Until slowly he stopped struggling sooner and sooner; then one day, he hugged me back a little.
However it was not the kind of genuine hug you normally would get from someone. It was the kind of hug that you would get from someone who is pissed off at you, or doesn’t like that whole “touchy feely” thing, or is just not that warm a person-but who is trying to be for appearances. I call this his “fake hug” and I have to tell him when he gives me one of these fake hugs to give me “a real hug, not a fake one.” It’s kind of like his fake smile. It’s not his real genuine smile, but the one he gives when someone wants to take his picture.
He still does not like hugs. He doesn’t like to give them. But he will. In a moment of great joy, give you a hug of some fashion. It might not be what you thought you should get but it’s there.
Did it help him in every day life? I don’t know. Booga speaks. He holds conversations. He is high functioning. He is a lot more than the diagnosis I was given that he would never speak and probably have to be institutionalized. Which was so much Kanner crap. Yes I said Kanner crap. He reads and writes and loves to cook and is crazy about music and may be fabulous- We’re not sure-jury still out on that. But I do know that the tactile methods at school and some thing’s we did at home, made it easier for him to cope.

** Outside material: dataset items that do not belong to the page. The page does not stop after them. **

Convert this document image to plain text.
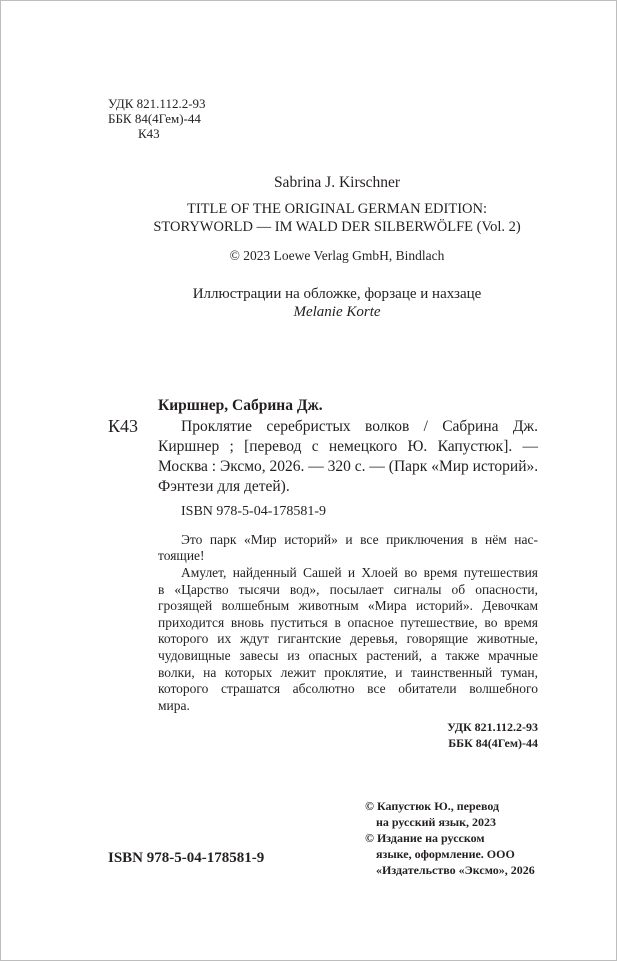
УДК 821.112.2-93
ББК 84(4Гем)-44
К43
Sabrina J. Kirschner
TITLE OF THE ORIGINAL GERMAN EDITION:
STORYWORLD — IM WALD DER SILBERWÖLFE (Vol. 2)
© 2023 Loewe Verlag GmbH, Bindlach
Иллюстрации на обложке, форзаце и нахзаце
Melanie Korte
Киршнер, Сабрина Дж.
К43	Проклятие серебристых волков / Сабрина Дж.
Киршнер ; [перевод с немецкого Ю. Капустюк]. —
Москва : Эксмо, 2026. — 320 с. — (Парк «Мир историй».
Фэнтези для детей).
ISBN 978-5-04-178581-9
Это парк «Мир историй» и все приключения в нём нас-
тоящие!
Амулет, найденный Сашей и Хлоей во время путешествия
в «Царство тысячи вод», посылает сигналы об опасности,
грозящей волшебным животным «Мира историй». Девочкам
приходится вновь пуститься в опасное путешествие, во время
которого их ждут гигантские деревья, говорящие животные,
чудовищные завесы из опасных растений, а также мрачные
волки, на которых лежит проклятие, и таинственный туман,
которого страшатся абсолютно все обитатели волшебного
мира.
УДК 821.112.2-93
ББК 84(4Гем)-44
© Капустюк Ю., перевод
на русский язык, 2023
© Издание на русском
языке, оформление. ООО
«Издательство «Эксмо», 2026
ISBN 978-5-04-178581-9
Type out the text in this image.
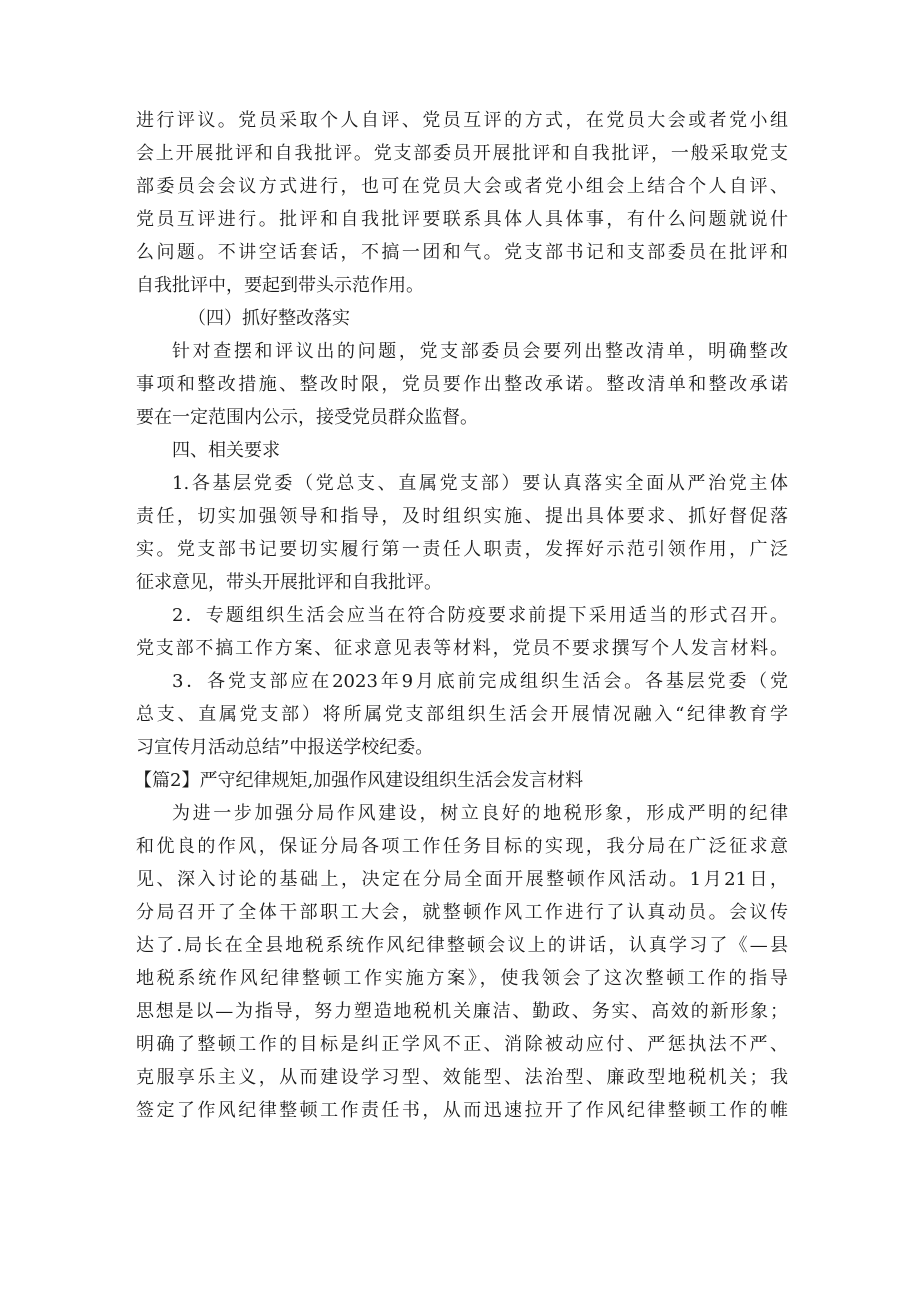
进行评议。党员采取个人自评、党员互评的方式，在党员大会或者党小组
会上开展批评和自我批评。党支部委员开展批评和自我批评，一般采取党支
部委员会会议方式进行，也可在党员大会或者党小组会上结合个人自评、
党员互评进行。批评和自我批评要联系具体人具体事，有什么问题就说什
么问题。不讲空话套话，不搞一团和气。党支部书记和支部委员在批评和
自我批评中，要起到带头示范作用。
（四）抓好整改落实
针对查摆和评议出的问题，党支部委员会要列出整改清单，明确整改
事项和整改措施、整改时限，党员要作出整改承诺。整改清单和整改承诺
要在一定范围内公示，接受党员群众监督。
四、相关要求
1.各基层党委（党总支、直属党支部）要认真落实全面从严治党主体
责任，切实加强领导和指导，及时组织实施、提出具体要求、抓好督促落
实。党支部书记要切实履行第一责任人职责，发挥好示范引领作用，广泛
征求意见，带头开展批评和自我批评。
2．专题组织生活会应当在符合防疫要求前提下采用适当的形式召开。
党支部不搞工作方案、征求意见表等材料，党员不要求撰写个人发言材料。
3．各党支部应在2023年9月底前完成组织生活会。各基层党委（党
总支、直属党支部）将所属党支部组织生活会开展情况融入“纪律教育学
习宣传月活动总结”中报送学校纪委。
【篇2】严守纪律规矩,加强作风建设组织生活会发言材料
为进一步加强分局作风建设，树立良好的地税形象，形成严明的纪律
和优良的作风，保证分局各项工作任务目标的实现，我分局在广泛征求意
见、深入讨论的基础上，决定在分局全面开展整顿作风活动。1月21日，
分局召开了全体干部职工大会，就整顿作风工作进行了认真动员。会议传
达了.局长在全县地税系统作风纪律整顿会议上的讲话，认真学习了《—县
地税系统作风纪律整顿工作实施方案》，使我领会了这次整顿工作的指导
思想是以—为指导，努力塑造地税机关廉洁、勤政、务实、高效的新形象；
明确了整顿工作的目标是纠正学风不正、消除被动应付、严惩执法不严、
克服享乐主义，从而建设学习型、效能型、法治型、廉政型地税机关；我
签定了作风纪律整顿工作责任书，从而迅速拉开了作风纪律整顿工作的帷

So how does this all relate to my Uncle dying….Well, the day I found out my Uncle was dying and was being taken off life support, I drove home from getting pizza and Booga reached over and like a typical man not wanting to actually hug you, he squeezed my shoulder, and then squeezed it again.
Then later on I got a hug of a fashion from Booga, who wasn’t quite at all sure what to do about this woman crying in his living room. Something had to be done; he just wasn’t sure what that thing was.

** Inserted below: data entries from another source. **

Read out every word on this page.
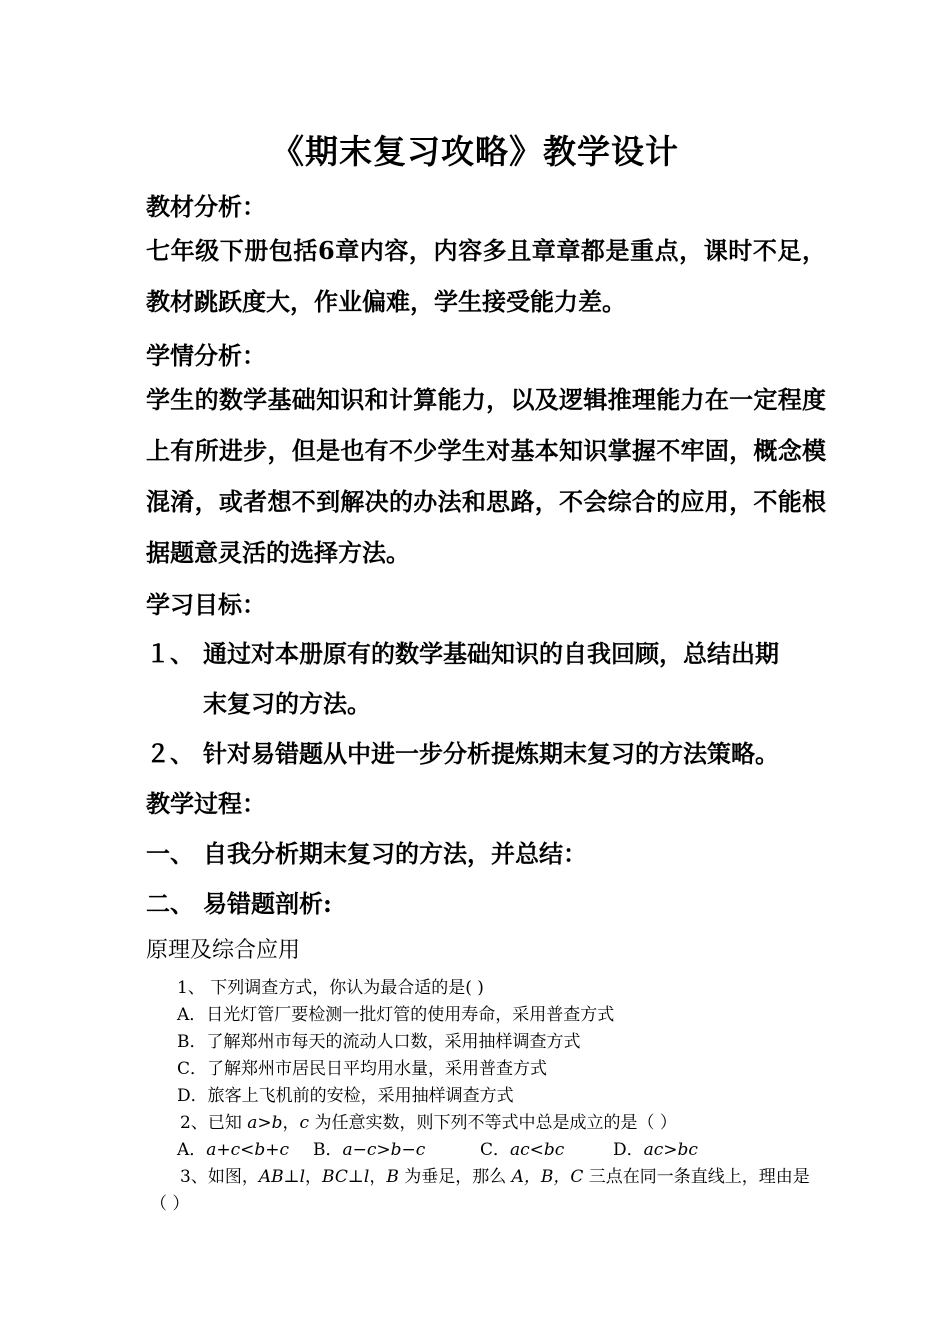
《期末复习攻略》教学设计
教材分析：
七年级下册包括6章内容，内容多且章章都是重点，课时不足，教材跳跃度大，作业偏难，学生接受能力差。
学情分析：
学生的数学基础知识和计算能力，以及逻辑推理能力在一定程度上有所进步，但是也有不少学生对基本知识掌握不牢固，概念模混淆，或者想不到解决的办法和思路，不会综合的应用，不能根据题意灵活的选择方法。
学习目标：
１、 通过对本册原有的数学基础知识的自我回顾，总结出期
末复习的方法。
２、 针对易错题从中进一步分析提炼期末复习的方法策略。
教学过程：
一、 自我分析期末复习的方法，并总结：
二、 易错题剖析:
原理及综合应用
1、 下列调查方式，你认为最合适的是( )
A．日光灯管厂要检测一批灯管的使用寿命，采用普查方式
B．了解郑州市每天的流动人口数，采用抽样调查方式
C．了解郑州市居民日平均用水量，采用普查方式
D．旅客上飞机前的安检，采用抽样调查方式
2、已知 a>b，c 为任意实数，则下列不等式中总是成立的是（ ）
A．a+c<b+c B．a−c>b−c	C．ac<bc	D．ac>bc
3、如图，AB⊥l，BC⊥l，B 为垂足，那么 A，B，C 三点在同一条直线上，理由是
（ ）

He tried to make me laugh and I did laugh to make him feel better about my feeling bad. I actually couldn’t find anything funny at that moment.

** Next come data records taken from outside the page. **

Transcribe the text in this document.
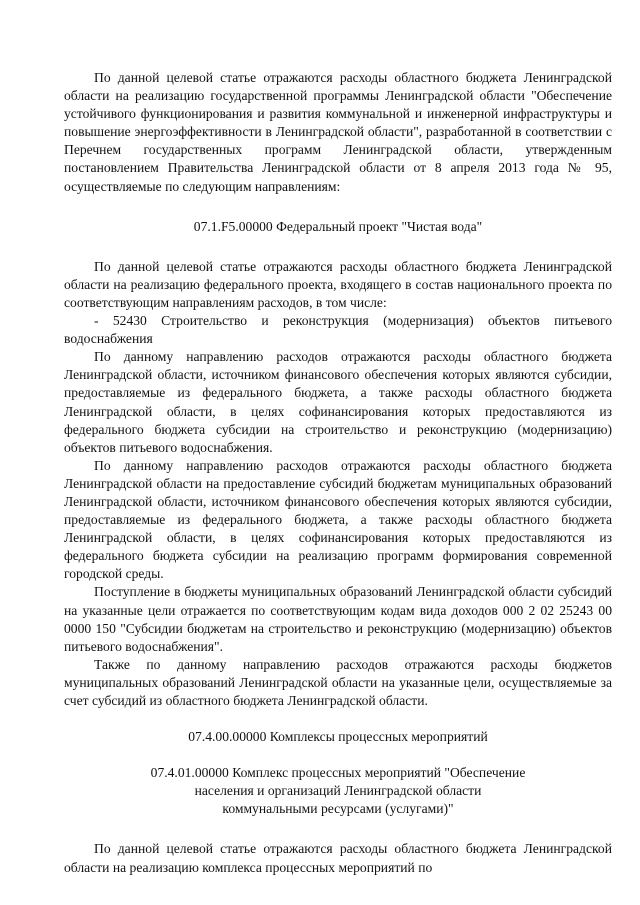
По данной целевой статье отражаются расходы областного бюджета Ленинградской области на реализацию государственной программы Ленинградской области "Обеспечение устойчивого функционирования и развития коммунальной и инженерной инфраструктуры и повышение энергоэффективности в Ленинградской области", разработанной в соответствии с Перечнем государственных программ Ленинградской области, утвержденным постановлением Правительства Ленинградской области от 8 апреля 2013 года № 95, осуществляемые по следующим направлениям:

07.1.F5.00000 Федеральный проект "Чистая вода"

По данной целевой статье отражаются расходы областного бюджета Ленинградской области на реализацию федерального проекта, входящего в состав национального проекта по соответствующим направлениям расходов, в том числе:

- 52430 Строительство и реконструкция (модернизация) объектов питьевого водоснабжения

По данному направлению расходов отражаются расходы областного бюджета Ленинградской области, источником финансового обеспечения которых являются субсидии, предоставляемые из федерального бюджета, а также расходы областного бюджета Ленинградской области, в целях софинансирования которых предоставляются из федерального бюджета субсидии на строительство и реконструкцию (модернизацию) объектов питьевого водоснабжения.

По данному направлению расходов отражаются расходы областного бюджета Ленинградской области на предоставление субсидий бюджетам муниципальных образований Ленинградской области, источником финансового обеспечения которых являются субсидии, предоставляемые из федерального бюджета, а также расходы областного бюджета Ленинградской области, в целях софинансирования которых предоставляются из федерального бюджета субсидии на реализацию программ формирования современной городской среды.

Поступление в бюджеты муниципальных образований Ленинградской области субсидий на указанные цели отражается по соответствующим кодам вида доходов 000 2 02 25243 00 0000 150 "Субсидии бюджетам на строительство и реконструкцию (модернизацию) объектов питьевого водоснабжения".

Также по данному направлению расходов отражаются расходы бюджетов муниципальных образований Ленинградской области на указанные цели, осуществляемые за счет субсидий из областного бюджета Ленинградской области.

07.4.00.00000 Комплексы процессных мероприятий

07.4.01.00000 Комплекс процессных мероприятий "Обеспечение

населения и организаций Ленинградской области

коммунальными ресурсами (услугами)"

По данной целевой статье отражаются расходы областного бюджета Ленинградской области на реализацию комплекса процессных мероприятий по
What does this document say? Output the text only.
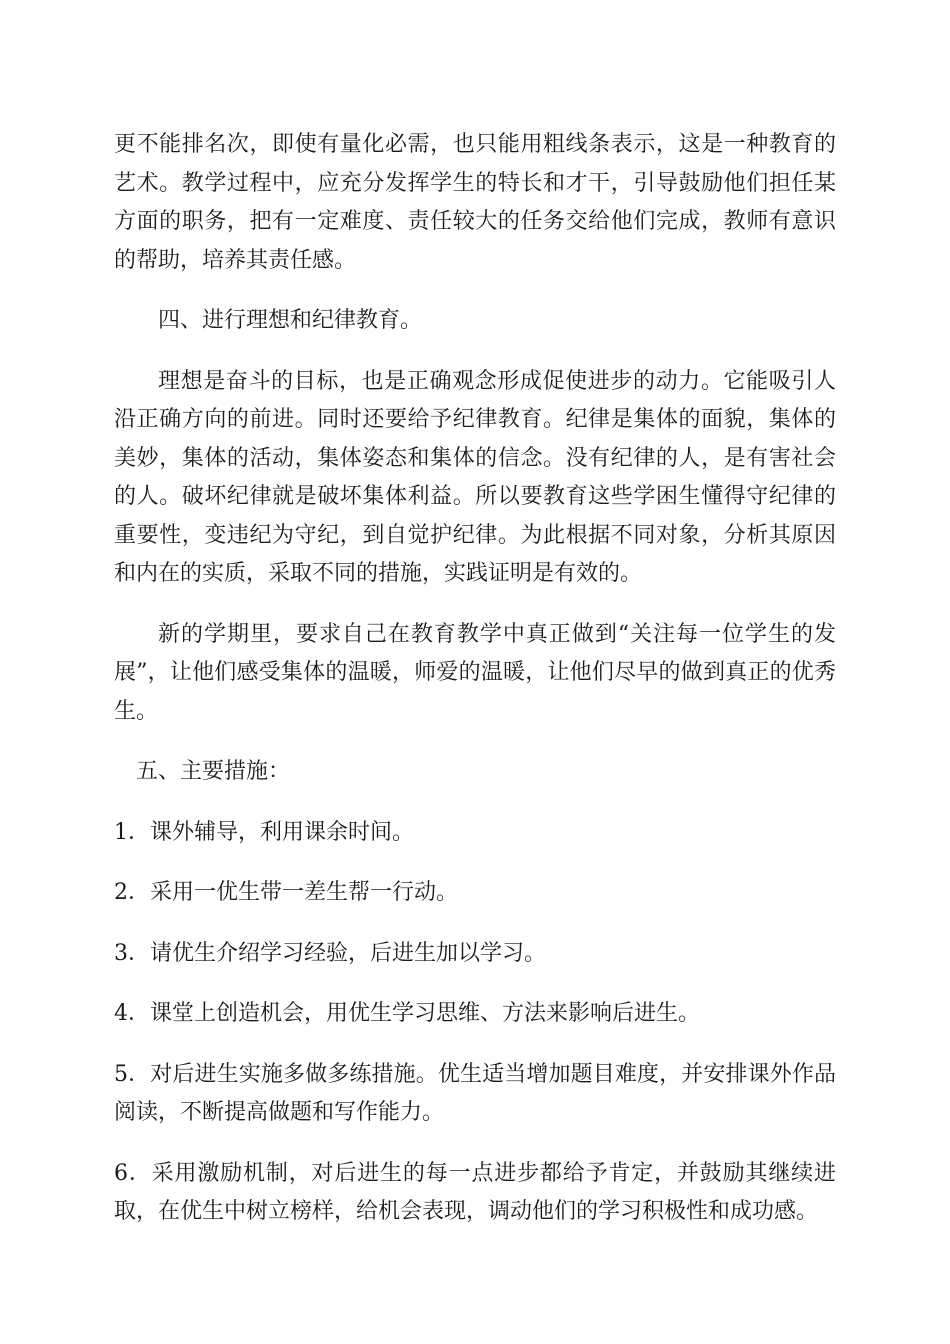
更不能排名次，即使有量化必需，也只能用粗线条表示，这是一种教育的艺术。教学过程中，应充分发挥学生的特长和才干，引导鼓励他们担任某方面的职务，把有一定难度、责任较大的任务交给他们完成，教师有意识的帮助，培养其责任感。

四、进行理想和纪律教育。

理想是奋斗的目标，也是正确观念形成促使进步的动力。它能吸引人沿正确方向的前进。同时还要给予纪律教育。纪律是集体的面貌，集体的美妙，集体的活动，集体姿态和集体的信念。没有纪律的人，是有害社会的人。破坏纪律就是破坏集体利益。所以要教育这些学困生懂得守纪律的重要性，变违纪为守纪，到自觉护纪律。为此根据不同对象，分析其原因和内在的实质，采取不同的措施，实践证明是有效的。

新的学期里，要求自己在教育教学中真正做到“关注每一位学生的发展”，让他们感受集体的温暖，师爱的温暖，让他们尽早的做到真正的优秀生。

五、主要措施：

1．课外辅导，利用课余时间。

2．采用一优生带一差生帮一行动。

3．请优生介绍学习经验，后进生加以学习。

4．课堂上创造机会，用优生学习思维、方法来影响后进生。

5．对后进生实施多做多练措施。优生适当增加题目难度，并安排课外作品阅读，不断提高做题和写作能力。

6．采用激励机制，对后进生的每一点进步都给予肯定，并鼓励其继续进取，在优生中树立榜样，给机会表现，调动他们的学习积极性和成功感。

He was doing something that a lot of teenagers do when they are faced with the fact that their parents are not superhuman and do have emotions and cry and hurt and sometimes you’d just about do anything to fix it…He was trying to make it better for his mom. That’s very amazing to me. Because there was a time when he couldn’t have comprehended that something was not right with his mom or dad or brother or sister.

Sometimes we look at things and go, there is a reason this happened. A reason someone is the way they are, a reason for the rain and snow and for the change in seasons. There is a reason Booga ponders the meaning of sorrow and the look of loss. He knows he’s felt it but he hasn’t connected those feelings and the way they look on someone else’s face and what it means. He hasn’t figured out that he has those emotions and he can “look” that way. He’s seen death and knows its permanence; however he hasn’t figured out that this “look” and these emotions go hand in hand yet. He hasn’t figured that all out- but he knows that it needs to be comforted so it can go away and we can function normally.

And there are times…. I hope he never will.